D’autres hommes allaient et venaient d’un air empressé, presque tous tête nue et sans manteau, les jambes nues, n’ayant qu’une chemise ou tunique sans manche et sans ceinture, et attachée sur l’épaule droite par un cordon, tandis que l’épaule gauche passait dans l’ouverture à laquelle aurait dû s’adapter la manche, si elle n’avait fait défaut. Tous portaient des fardeaux, des ustensiles de toute espèce, des provisions, des sièges qui paraissaient destinés aux personnes qu’ils suivaient ou précédaient. Il y en avait dont le vêtement avait bien quelque chose d’un peu plus recherché, qui avaient l’air de nommer à un homme à manteau toutes les personnes qu’ils rencontraient et l’homme à manteau blanc s’empressait de les saluer toutes et d’en accoster quelques-unes.

De côté et d’autre, on voyait des cavaliers dont le manteau fort court retombait à peine sur la croupe de leur cheval ; ils caracolaient sur les places et carrefours, autour d’espèces de boîtes que des hommes à tunique sans manche portaient en marchant au pas. Sans doute, ce n’était pas des corbillards ; car il ne se seraient pas faits si beaux.
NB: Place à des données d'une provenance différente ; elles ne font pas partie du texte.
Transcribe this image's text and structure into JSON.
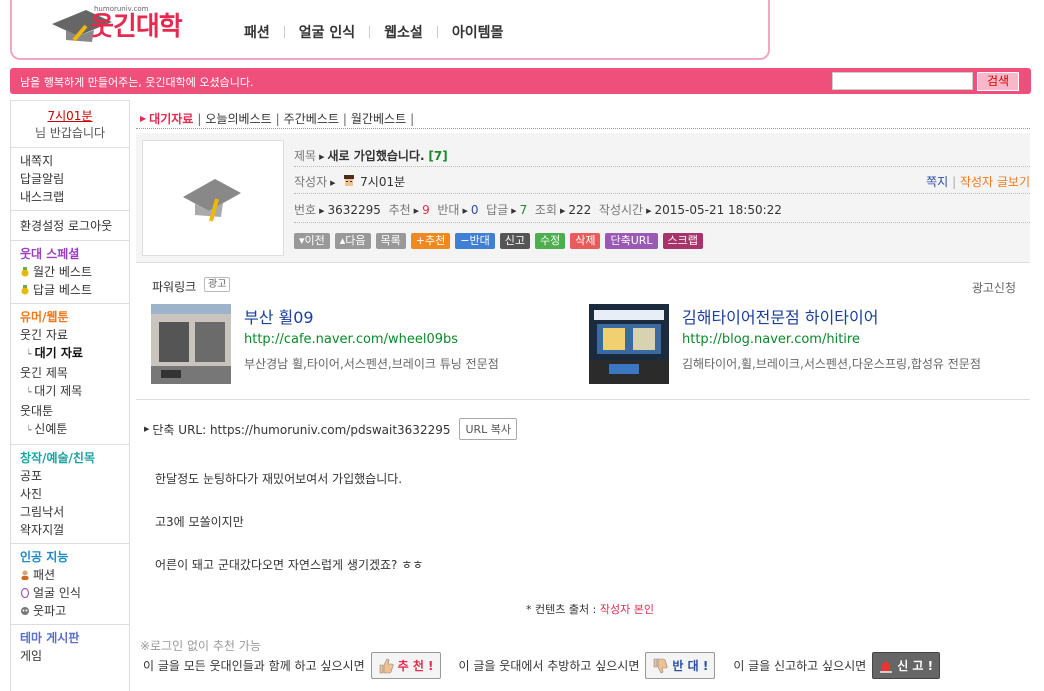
{
  "header": {
    "logo_text": "웃긴대학",
    "logo_url_text": "humoruniv.com",
    "nav": [
      "패션",
      "얼굴 인식",
      "웹소설",
      "아이템몰"
    ]
  },
  "topbar": {
    "welcome": "남을 행복하게 만들어주는, 웃긴대학에 오셨습니다.",
    "search_placeholder": "",
    "search_button": "검색"
  },
  "sidebar": {
    "nickname": "7시01분",
    "greeting": "님 반갑습니다",
    "user_links": [
      "내쪽지",
      "답글알림",
      "내스크랩"
    ],
    "settings": "환경설정",
    "logout": "로그아웃",
    "special": {
      "title": "웃대 스페셜",
      "items": [
        "월간 베스트",
        "답글 베스트"
      ]
    },
    "humor": {
      "title": "유머/웹툰",
      "items": [
        {
          "label": "웃긴 자료",
          "sub": false,
          "bold": false
        },
        {
          "label": "대기 자료",
          "sub": true,
          "bold": true
        },
        {
          "label": "웃긴 제목",
          "sub": false,
          "bold": false
        },
        {
          "label": "대기 제목",
          "sub": true,
          "bold": false
        },
        {
          "label": "웃대툰",
          "sub": false,
          "bold": false
        },
        {
          "label": "신예툰",
          "sub": true,
          "bold": false
        }
      ]
    },
    "creative": {
      "title": "창작/예술/친목",
      "items": [
        "공포",
        "사진",
        "그림낙서",
        "왁자지껄"
      ]
    },
    "ai": {
      "title": "인공 지능",
      "items": [
        "패션",
        "얼굴 인식",
        "웃파고"
      ]
    },
    "theme": {
      "title": "테마 게시판",
      "items": [
        "게임"
      ]
    }
  },
  "tabs": [
    "대기자료",
    "오늘의베스트",
    "주간베스트",
    "월간베스트"
  ],
  "post": {
    "subject_label": "제목",
    "subject": "새로 가입했습니다.",
    "comment_count": "[7]",
    "author_label": "작성자",
    "author": "7시01분",
    "message_link": "쪽지",
    "author_posts_link": "작성자 글보기",
    "no_label": "번호",
    "no": "3632295",
    "reco_label": "추천",
    "reco": "9",
    "oppose_label": "반대",
    "oppose": "0",
    "reply_label": "답글",
    "reply": "7",
    "view_label": "조회",
    "view": "222",
    "time_label": "작성시간",
    "time": "2015-05-21 18:50:22",
    "buttons": [
      {
        "label": "▾이전",
        "color": "#999999"
      },
      {
        "label": "▴다음",
        "color": "#999999"
      },
      {
        "label": "목록",
        "color": "#999999"
      },
      {
        "label": "+추천",
        "color": "#f08a1e"
      },
      {
        "label": "−반대",
        "color": "#3f7fd4"
      },
      {
        "label": "신고",
        "color": "#555555"
      },
      {
        "label": "수정",
        "color": "#4cae4c"
      },
      {
        "label": "삭제",
        "color": "#e85c5c"
      },
      {
        "label": "단축URL",
        "color": "#9b59b6"
      },
      {
        "label": "스크랩",
        "color": "#a8336a"
      }
    ]
  },
  "powerlink": {
    "title": "파워링크",
    "ad_badge": "광고",
    "apply": "광고신청",
    "ads": [
      {
        "title": "부산 휠09",
        "url": "http://cafe.naver.com/wheel09bs",
        "desc": "부산경남 휠,타이어,서스펜션,브레이크 튜닝 전문점"
      },
      {
        "title": "김해타이어전문점 하이타이어",
        "url": "http://blog.naver.com/hitire",
        "desc": "김해타이어,휠,브레이크,서스펜션,다운스프링,합성유 전문점"
      }
    ]
  },
  "content": {
    "short_url_label": "단축 URL: https://humoruniv.com/pdswait3632295",
    "url_copy": "URL 복사",
    "lines": [
      "한달정도 눈팅하다가 재밌어보여서 가입했습니다.",
      "고3에 모쏠이지만",
      "어른이 돼고 군대갔다오면 자연스럽게 생기겠죠? ㅎㅎ"
    ],
    "source_prefix": "* 컨텐츠 출처 :",
    "source_who": "작성자 본인",
    "no_login_reco": "※로그인 없이 추천 가능",
    "reco_text": "이 글을 모든 웃대인들과 함께 하고 싶으시면",
    "reco_btn": "추 천 !",
    "oppose_text": "이 글을 웃대에서 추방하고 싶으시면",
    "oppose_btn": "반 대 !",
    "report_text": "이 글을 신고하고 싶으시면",
    "report_btn": "신 고 !"
  }
}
Au détour d’une rue, une de ces boîtes s’inclina et je vis sous le couvercle une figure fraîche et jeune, qui souriait à un beau cavalier.

Sur des voitures légères, petites et découvertes, paraissaient assises ou suspendues, pour ainsi dire, à un siège qu’elles touchaient à peine, des femmes que me cachaient leurs ombrelles faites en je ne sais quoi, mais brillantes et légères. Ces élégantes étaient vêtues d’une gaze si déliée, si transparente, que le moindre vent causé par le seul mouvement de leur char la soulevait à chaque instant et répandait sur tous leurs sens une fraîcheur nécessaire sans doute ; car l’essaim d’élégants, qui voltigeait auprès des roues de ces chars, paraissait souffrir de la chaleur du jour. Mon cher mortel, je t’assure que cela me faisait un effet singulier de penser à cette chaleur, à laquelle ils se condamnaient pour courir après une femme qui souriait à tous également, tandis que, paisiblement assis aux extrémités de votre atmosphère, je goûtais une molle fraîcheur qui me remplissait de délices.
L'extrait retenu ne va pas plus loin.